Impact of global cerebral ischemia on K+ channel expression and membrane properties of glial cells in the rat hippocampus
Abstract
Astrocytes and NG2 glia respond to CNS injury by the formation of a glial scar. Since the changes in K+ currents in astrocytes and NG2 glia that accompany glial scar formation might influence tissue outcome by altering K+ ion homeostasis, we aimed to characterize the changes in K+ currents in hippocampal astrocytes and NG2 glia during an extended time window of reperfusion after ischemic injury.
Global cerebral ischemia was induced in adult rats by bilateral, 15-min common carotid artery occlusion combined with low-pressure oxygen ventilation. Using the patch-clamp technique, we investigated the membrane properties of hippocampal astrocytes and NG2 glia in situ 2 hours, 6 hours, 1 day, 3 days, 7 days or 5 weeks after ischemia.

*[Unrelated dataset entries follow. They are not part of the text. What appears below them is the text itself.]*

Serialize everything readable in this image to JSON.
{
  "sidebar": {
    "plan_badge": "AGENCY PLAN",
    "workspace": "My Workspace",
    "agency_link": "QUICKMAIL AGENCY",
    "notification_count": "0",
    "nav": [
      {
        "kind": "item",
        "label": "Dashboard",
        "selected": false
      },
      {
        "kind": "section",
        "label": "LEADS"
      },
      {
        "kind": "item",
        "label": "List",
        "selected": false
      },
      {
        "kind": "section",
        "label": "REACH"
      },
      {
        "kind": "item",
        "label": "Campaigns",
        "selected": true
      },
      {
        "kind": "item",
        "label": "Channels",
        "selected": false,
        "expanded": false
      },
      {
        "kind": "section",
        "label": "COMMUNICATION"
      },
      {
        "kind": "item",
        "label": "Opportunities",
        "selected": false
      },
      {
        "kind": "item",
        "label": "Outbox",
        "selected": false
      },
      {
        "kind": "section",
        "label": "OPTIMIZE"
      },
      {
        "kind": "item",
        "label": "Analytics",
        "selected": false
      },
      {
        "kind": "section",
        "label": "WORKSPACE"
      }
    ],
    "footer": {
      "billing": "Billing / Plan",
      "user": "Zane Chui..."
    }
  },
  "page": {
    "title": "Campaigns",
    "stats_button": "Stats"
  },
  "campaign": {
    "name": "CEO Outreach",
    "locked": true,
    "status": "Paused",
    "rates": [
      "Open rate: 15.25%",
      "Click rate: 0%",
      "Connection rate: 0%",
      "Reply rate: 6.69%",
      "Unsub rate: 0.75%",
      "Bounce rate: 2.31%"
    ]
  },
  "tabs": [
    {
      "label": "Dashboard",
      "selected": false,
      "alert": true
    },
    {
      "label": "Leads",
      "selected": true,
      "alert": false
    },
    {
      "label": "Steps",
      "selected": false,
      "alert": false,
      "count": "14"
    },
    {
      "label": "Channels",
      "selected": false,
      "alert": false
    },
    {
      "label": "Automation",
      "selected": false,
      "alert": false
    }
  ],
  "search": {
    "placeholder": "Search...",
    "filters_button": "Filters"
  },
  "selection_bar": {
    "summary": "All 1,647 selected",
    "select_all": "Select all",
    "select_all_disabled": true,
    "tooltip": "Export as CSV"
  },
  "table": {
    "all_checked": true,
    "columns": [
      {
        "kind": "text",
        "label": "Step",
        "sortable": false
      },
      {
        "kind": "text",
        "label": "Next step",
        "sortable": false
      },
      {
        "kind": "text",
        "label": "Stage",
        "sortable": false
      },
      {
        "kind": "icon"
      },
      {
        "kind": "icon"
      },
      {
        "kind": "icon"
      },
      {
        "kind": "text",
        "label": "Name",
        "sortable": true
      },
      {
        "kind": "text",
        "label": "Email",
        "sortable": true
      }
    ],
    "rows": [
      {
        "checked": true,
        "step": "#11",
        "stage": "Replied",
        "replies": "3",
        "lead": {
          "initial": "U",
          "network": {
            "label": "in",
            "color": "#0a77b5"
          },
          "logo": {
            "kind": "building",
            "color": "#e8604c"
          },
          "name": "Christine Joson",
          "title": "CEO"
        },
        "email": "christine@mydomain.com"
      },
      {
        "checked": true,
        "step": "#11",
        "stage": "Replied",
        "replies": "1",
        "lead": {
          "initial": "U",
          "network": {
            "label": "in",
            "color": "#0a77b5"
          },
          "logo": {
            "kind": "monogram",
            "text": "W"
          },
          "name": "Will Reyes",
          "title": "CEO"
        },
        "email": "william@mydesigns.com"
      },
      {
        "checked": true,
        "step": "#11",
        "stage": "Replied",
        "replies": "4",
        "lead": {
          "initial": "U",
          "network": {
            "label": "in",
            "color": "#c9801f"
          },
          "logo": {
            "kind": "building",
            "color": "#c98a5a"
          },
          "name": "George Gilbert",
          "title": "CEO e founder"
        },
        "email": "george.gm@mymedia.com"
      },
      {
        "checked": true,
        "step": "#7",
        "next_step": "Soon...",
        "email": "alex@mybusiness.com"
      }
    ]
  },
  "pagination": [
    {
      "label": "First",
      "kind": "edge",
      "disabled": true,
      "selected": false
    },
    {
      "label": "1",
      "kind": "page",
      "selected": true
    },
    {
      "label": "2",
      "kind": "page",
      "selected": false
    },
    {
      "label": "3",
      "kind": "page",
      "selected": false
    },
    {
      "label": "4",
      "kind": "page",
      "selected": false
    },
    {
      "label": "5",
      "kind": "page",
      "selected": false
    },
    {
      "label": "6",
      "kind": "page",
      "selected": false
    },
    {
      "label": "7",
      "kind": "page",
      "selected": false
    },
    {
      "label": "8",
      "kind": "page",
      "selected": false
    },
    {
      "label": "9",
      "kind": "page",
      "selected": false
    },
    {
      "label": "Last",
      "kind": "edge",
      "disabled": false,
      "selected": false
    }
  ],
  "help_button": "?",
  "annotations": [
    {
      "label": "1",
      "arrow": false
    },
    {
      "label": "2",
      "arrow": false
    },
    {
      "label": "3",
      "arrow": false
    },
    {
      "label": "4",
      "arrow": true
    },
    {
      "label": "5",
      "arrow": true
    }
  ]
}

Astrocytes in the CA1 region of the hippocampus progressively depolarized starting 3 days after ischemia, which coincided with decreased Kir4.1 protein expression in the gliotic tissue. Other K+ channels described previously in astrocytes, such as Kir2.1, Kir5.1 and TREK1, did not show any changes in their protein content in the hippocampus after ischemia: however, their expression switched from neurons to reactive astrocytes, as visualized by immunohistochemistry.
NG2 glia displayed increased input resistance, decreased membrane capacitance, increased delayed outwardly rectifying and A-type K+ currents and decreased inward K+ currents 3 days after ischemia, accompanied by their proliferation. Our results show that the membrane properties of astrocytes after ischemia undergo complex alterations, which might profoundly influence the maintenance of K+ homeostasis in the damaged tissue, while NG2 glia display membrane currents typical of proliferating cells.